A new global analysis of diseases has revealed that the number of cases and deaths from breast and cervical cancer is rising in most countries across the world, especially in poorer nations where more women are dying at younger ages.
The study comes from the Institute for Health Metrics and Evaluation (IHME) at the University of Washington where researchers found that breast cancer cases more than doubled around the world in just three decades, from 641,000 cases in 1980 to 1.6 million cases in 2010 — a pace that far exceeds global population growth. During the same period, deaths from breast cancer rose from 250,000 a year to 425,000 a year — a much slower increase, suggesting that screening and treatment programs now common in wealthier countries are having a positive impact.
Similarly the number of cervical cancer cases rose from 378,000 cases in 1980 to 454,000 in 2010, and deaths from cervical cancer rose at almost the same pace as cases, according to the study published in The Lancet medical journal on Thursday.
The study found that since 1980, new cases and deaths from cervical cancer have increased mainly in south and East Asia, Latin America, and Africa, but have declined substantially in high-income countries, particularly in countries where widespread screening is available. However, the disease still killed 200,000 women around the world in 2010, of whom 46,000 were from developing countries and were of reproductive age.
The risk of cervical cancer is much higher in developing countries than in developed ones. Overall, 76 percent of new cervical cancer cases are in developing regions. Sub-Saharan Africa has 22 percent of all cervical cancer cases worldwide. A woman's lifetime risk of breast cancer in western Europe, North America and Australasia is more than one in 10. In Nigeria, Bangladesh, Guatemala and Gambia it is only one in 58. But the risk is rising in the developing world, which now has the majority of cases.
Rafael Lozano, a professor of global health at IHME who worked on the study said, “Women in high-income countries like the United States and the United Kingdom are benefiting from early cancer screenings, drug therapies, and vaccines… We are seeing the burden of breast and cervical cancer shifting to low-income countries in Africa and Asia.” He said this was one of the early signs of the emerging threat of so-called non-communicable or chronic diseases, in developing countries. “Everyone has been talking about that threat. Now the trend is clear,” he said.

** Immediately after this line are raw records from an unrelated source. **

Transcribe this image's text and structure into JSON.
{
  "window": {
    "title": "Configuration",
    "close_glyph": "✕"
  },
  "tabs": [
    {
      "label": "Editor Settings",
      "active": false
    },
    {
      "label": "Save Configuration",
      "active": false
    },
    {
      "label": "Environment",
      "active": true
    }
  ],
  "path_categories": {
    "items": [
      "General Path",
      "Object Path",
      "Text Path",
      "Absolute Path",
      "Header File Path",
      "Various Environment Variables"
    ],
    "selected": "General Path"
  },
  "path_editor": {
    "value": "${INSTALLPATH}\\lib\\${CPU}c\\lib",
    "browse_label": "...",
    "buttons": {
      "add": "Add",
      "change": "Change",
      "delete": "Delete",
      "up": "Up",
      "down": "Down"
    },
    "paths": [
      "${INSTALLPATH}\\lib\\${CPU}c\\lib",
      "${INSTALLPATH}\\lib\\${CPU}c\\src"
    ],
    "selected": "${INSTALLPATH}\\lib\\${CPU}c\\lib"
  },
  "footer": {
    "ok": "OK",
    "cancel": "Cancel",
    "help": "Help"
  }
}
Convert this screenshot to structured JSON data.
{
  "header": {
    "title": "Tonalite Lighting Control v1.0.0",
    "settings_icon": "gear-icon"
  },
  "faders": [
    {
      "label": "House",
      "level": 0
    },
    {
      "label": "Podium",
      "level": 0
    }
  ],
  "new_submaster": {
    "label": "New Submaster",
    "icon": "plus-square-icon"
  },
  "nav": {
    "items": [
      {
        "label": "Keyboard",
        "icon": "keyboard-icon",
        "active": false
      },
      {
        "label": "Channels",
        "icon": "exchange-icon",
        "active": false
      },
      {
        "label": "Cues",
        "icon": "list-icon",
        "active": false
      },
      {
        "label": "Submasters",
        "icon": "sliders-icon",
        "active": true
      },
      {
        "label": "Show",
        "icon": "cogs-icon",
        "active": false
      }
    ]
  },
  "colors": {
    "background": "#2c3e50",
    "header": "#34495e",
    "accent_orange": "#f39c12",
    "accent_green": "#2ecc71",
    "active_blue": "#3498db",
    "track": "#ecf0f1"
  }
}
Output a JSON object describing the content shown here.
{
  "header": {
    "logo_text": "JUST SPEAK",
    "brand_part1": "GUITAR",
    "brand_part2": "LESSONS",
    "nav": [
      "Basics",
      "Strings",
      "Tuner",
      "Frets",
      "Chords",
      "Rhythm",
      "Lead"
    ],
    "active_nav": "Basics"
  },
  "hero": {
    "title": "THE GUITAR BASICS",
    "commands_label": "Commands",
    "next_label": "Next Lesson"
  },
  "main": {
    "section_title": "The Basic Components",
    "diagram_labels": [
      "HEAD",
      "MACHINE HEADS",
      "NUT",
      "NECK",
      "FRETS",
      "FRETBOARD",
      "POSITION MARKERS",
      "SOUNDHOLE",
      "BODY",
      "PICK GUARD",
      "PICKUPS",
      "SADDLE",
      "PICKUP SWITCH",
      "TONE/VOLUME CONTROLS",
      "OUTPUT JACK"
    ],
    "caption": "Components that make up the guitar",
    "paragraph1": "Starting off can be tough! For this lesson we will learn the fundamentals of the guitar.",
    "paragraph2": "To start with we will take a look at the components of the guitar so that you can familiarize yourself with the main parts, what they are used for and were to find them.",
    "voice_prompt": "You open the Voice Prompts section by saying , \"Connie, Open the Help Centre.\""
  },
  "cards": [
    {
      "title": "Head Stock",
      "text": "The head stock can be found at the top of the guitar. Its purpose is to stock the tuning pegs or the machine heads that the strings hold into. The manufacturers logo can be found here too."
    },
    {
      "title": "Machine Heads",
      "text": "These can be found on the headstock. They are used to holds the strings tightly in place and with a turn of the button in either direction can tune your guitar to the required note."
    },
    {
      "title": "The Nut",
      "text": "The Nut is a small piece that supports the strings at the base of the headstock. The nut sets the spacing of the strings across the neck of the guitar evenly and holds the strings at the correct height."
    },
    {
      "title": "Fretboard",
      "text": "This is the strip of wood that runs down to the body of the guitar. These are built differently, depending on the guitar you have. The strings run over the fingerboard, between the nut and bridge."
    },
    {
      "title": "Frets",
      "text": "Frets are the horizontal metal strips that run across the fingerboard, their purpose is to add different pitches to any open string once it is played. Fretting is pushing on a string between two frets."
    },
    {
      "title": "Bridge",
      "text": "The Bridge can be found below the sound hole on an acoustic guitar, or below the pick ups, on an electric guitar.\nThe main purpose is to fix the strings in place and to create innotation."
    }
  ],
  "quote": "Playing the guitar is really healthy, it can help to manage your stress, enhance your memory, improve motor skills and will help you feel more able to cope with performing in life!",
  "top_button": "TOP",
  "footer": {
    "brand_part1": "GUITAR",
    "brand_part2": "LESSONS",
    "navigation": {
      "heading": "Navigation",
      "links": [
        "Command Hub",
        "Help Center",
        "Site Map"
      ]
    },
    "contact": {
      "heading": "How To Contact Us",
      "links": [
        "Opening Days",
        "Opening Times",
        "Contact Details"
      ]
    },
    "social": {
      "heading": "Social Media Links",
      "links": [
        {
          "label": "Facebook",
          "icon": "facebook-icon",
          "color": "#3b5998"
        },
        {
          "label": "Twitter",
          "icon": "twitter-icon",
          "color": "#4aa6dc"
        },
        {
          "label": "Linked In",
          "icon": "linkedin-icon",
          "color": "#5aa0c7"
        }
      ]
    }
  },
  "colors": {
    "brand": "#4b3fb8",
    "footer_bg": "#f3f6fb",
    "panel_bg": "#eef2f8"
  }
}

The researchers said the findings added urgency to calls from public health experts to world leaders to make cancer screening, treatment, and education a priority in poor nations. The United Nations is holding a high-level meeting dedicated to chronic diseases such as cancer, heart disease, lung disease and diabetes in New York on September 19th to 20th.
Mohammad Forouzanfar of the IHME, who led the study said, “If more women are developing breast and cervical cancer during their reproductive years, this adds more pressure on families and societies already suffering from high rates of infectious disease and child mortality.”
“People may wonder what the urgency is in addressing these cancers, but the numbers are staggering,” said Jan Coebergh, a cancer expert at Erasmus University Medical Centre in Rotterdam, the Netherlands, who wrote an accompanying commentary to the study. “It's like six jumbo jets crashing every day.”
The study was paid for by the breast cancer group Susan G. Komen for the Cure and the Bill & Melinda Gates Foundation. “We've been getting better at helping women with breast cancer survive in the West,” said Christopher Murray, one of the paper's authors. “Now we need to make that a priority for women everywhere.”